"Nothing like coffee when your cork's pulled," he rambled on, sloshing round the last of the coffee in the bottom of the cup. "It beats whisky, but now that I've had the coffee I don't care if I do. Got a bottle tucked away somewhere, li'l girl?"
She was still unable to speak. Her mouth had an odd, cottony feeling. She shook her head in reply to his question.
"Is that so?" he said in the chatty tone he had been using. "I guess maybe you're mistaken."
He set the cup down on the table, reached down and twisted his fingers into her hair. With a yank that brought the tears springing to her eyes, he said:
"About that bottle now—ain't you a mite mistaken? What's the matter? Cat got your tongue?"
Again he pulled her hair, pulled it till the tears ran down her cheeks, and she moaned and cried in purest agony.
"C'mon!" directed Dan Slike. "Quit your bluffin', you triflin' hussy! You ain't hurt a-tall. And I can't stay here all night while you sit on the floor and beller. Stand up on your two legs and bring me that bottle. And no monkey business either.
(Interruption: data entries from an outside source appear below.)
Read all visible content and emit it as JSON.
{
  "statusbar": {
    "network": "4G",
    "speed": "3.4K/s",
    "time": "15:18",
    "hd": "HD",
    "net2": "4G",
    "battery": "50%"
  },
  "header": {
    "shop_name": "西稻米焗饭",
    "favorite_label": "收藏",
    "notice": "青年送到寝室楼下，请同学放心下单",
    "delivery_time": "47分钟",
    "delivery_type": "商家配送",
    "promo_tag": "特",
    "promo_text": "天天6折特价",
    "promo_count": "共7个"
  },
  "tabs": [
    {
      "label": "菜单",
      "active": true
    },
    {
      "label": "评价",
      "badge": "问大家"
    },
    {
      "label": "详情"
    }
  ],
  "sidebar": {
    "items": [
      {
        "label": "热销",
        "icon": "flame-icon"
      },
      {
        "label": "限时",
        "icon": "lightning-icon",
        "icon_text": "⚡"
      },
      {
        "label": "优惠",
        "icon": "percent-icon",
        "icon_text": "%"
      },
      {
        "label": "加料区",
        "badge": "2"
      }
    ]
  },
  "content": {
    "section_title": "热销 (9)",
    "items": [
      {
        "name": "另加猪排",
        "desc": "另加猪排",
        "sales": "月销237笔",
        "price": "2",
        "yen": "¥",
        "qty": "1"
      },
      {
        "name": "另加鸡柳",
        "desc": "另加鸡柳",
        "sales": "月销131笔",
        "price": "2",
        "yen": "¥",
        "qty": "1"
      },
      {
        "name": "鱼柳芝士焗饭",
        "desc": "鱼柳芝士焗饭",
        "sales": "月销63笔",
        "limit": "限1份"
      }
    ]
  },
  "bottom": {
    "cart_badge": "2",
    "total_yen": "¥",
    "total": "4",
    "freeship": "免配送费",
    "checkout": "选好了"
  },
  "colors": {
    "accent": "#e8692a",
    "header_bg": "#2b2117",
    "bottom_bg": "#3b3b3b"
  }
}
Say, have you got a six-shooter? Answer me, have you?"
"No! No! I haven't! I haven't another gun." She told him this lie in such a heart-breaking tone that he was constrained to believe her.
"I'll have to take your word for it," he grumbled. "But you remember, girl, the first false move you make with a knife or anything else, I'll blow you apart. Damn you, get up!"
With which he gave her hair such a terrific twist that the exquisite pain expelled all her initial fear of him, and she leaped at him like a wildcat, her nails curving at his eyes.